Lawmakers tour Can Shed in Cedar Rapids as bottle bill debate looms

Groups have long debated whether Iowa should change its container deposit law

CEDAR RAPIDS — With hundreds of beer and soda cans flying through sets of conveyor belts, the owner of a Cedar Rapids redemption center explained to lawmakers Friday why he thinks the state should expand its so-called bottle bill.

Five state Democrats representing Eastern Iowa toured the Can Shed, 4121 16th Ave. SW, in Cedar Rapids, asking its owners how they do business and the potential effects of any changes to Iowa’s bottle deposit law.

The lawmakers included Sen. Rob Hogg and Reps. Kirsten Running-Marquardt and Art Staed of Cedar Rapids, Iowa City Sen. Joe Bolkcom, and Davenport Rep. Monica Kurth.

Under Iowa’s bottle bill, consumers pay five cents per container when they buy carbonated or alcoholic beverages. They can get a refund for the same amount when they bring those empty containers to a grocery store or redemption center.

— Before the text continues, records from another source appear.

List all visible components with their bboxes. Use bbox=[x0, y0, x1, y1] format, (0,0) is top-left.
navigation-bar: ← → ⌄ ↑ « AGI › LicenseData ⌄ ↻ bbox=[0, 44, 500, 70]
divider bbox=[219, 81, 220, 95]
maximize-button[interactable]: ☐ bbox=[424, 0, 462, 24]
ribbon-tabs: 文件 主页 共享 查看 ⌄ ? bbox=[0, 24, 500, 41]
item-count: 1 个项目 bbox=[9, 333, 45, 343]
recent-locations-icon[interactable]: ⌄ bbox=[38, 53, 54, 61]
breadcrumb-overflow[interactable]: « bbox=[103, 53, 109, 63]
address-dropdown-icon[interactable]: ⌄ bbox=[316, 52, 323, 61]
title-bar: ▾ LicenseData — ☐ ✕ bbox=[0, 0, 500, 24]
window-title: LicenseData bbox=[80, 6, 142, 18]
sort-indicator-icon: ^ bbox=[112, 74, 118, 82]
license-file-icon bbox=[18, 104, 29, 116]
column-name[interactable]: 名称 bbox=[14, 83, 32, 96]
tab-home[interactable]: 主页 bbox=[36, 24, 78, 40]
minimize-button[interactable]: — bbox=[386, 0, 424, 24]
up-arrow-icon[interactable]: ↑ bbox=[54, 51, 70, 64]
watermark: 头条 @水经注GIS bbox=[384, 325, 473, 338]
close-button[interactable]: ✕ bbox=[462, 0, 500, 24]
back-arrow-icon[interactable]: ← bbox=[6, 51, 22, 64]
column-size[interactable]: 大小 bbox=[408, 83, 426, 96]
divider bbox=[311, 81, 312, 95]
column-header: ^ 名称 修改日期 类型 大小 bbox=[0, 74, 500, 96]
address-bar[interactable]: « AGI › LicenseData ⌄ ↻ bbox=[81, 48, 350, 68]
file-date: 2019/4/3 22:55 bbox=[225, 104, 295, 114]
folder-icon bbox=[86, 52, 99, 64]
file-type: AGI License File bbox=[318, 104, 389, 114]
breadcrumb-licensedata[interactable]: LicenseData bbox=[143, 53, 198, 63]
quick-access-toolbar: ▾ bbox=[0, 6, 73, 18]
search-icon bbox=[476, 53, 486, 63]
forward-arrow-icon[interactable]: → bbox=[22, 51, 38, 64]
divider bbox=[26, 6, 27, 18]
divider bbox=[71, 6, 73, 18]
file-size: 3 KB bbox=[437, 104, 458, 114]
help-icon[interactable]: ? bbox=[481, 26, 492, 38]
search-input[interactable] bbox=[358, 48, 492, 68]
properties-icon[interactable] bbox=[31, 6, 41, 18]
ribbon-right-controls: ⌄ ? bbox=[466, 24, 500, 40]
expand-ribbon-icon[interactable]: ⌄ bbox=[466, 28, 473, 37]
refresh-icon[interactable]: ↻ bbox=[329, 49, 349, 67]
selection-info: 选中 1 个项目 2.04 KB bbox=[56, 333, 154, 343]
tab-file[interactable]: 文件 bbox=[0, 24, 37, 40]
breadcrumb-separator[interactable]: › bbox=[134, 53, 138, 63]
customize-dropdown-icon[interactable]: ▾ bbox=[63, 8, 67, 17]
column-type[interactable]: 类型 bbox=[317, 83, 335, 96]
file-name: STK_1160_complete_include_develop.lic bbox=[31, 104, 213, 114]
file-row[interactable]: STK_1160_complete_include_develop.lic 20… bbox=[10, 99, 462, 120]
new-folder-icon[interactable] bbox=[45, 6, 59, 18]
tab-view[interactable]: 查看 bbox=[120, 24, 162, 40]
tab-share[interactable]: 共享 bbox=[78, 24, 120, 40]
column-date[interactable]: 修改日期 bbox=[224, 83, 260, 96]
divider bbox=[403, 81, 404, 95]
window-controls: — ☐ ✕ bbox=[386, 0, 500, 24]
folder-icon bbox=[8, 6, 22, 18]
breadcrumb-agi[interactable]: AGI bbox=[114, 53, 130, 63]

As it has in years past, debates over the bottle bill are likely to occur during this year’s legislative session, which starts Monday.

A proposal last year, House File 575, would have ended Iowa’s five-cent deposit and created a $60 million fund to support an expansion of recycling. Grocers and retailers, including Hy-Vee and Kum & Go, largely lined up in favor of the bill.

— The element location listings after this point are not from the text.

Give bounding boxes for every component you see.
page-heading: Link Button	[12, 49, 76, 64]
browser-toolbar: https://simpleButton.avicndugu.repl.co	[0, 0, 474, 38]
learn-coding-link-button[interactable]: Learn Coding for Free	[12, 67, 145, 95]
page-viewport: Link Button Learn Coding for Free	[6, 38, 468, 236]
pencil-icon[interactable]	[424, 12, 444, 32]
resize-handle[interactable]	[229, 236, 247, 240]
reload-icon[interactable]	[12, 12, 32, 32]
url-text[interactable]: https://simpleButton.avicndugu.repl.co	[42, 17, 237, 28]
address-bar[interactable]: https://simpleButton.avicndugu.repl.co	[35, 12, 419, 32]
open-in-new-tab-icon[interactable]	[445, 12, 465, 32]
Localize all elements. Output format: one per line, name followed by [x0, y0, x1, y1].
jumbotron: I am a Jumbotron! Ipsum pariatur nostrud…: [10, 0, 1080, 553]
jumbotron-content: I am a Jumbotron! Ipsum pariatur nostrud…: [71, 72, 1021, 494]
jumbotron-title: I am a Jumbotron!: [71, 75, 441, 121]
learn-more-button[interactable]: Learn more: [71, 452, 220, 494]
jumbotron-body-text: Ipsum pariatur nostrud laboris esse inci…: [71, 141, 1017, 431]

Environmental groups and beverage distributors, such as the Iowa Chapter of Sierra Club and the Iowa Wholesale Beer Distributors Association, were against it.

Can Shed Chief Executive Officer Troy Willard told the group Iowa should increase the one-cent handling fee that gets paid to companies such as his for redeeming soda and alcohol cans. Such a move, he said, would promote more redemption and allow grocers to get out of the business.

“It’s almost a 40-year handling fee. Whatever that penny was covering in the past, whether it was overhead for a grocer or the incentive for someone to open a for-profit shop, the whole landscape has changed now,” Willard said.

Lawmakers also could expand the law to include more types of containers, he said.

Iowa Grocery Industry Association President Michelle Hurd said Friday her members support ending the deposit law. They want to replace it with the $60 million fund and a “more comprehensive solution and one that deals with more than just cans and bottles,” she said.

”It’s time for Iowa to move away from the bottle bill. It served us well up until now, but I think it’s time to move forward to a more modern sustainable law that will help Iowa be a better place, a cleaner place,” Hurd told The Gazette.

Bolkcom, however, said the $60 million wouldn’t stretch very far. Local communities would then be left to pick up the tab of recycling efforts.

“I don’t think there’s any local government in the state looking to spend more money to pick up solid waste,” Bolkcom told the group Friday.

The Iowa Department of Natural Resources estimates that 1.65 billion containers, 86 percent of the total sold, are redeemed each year.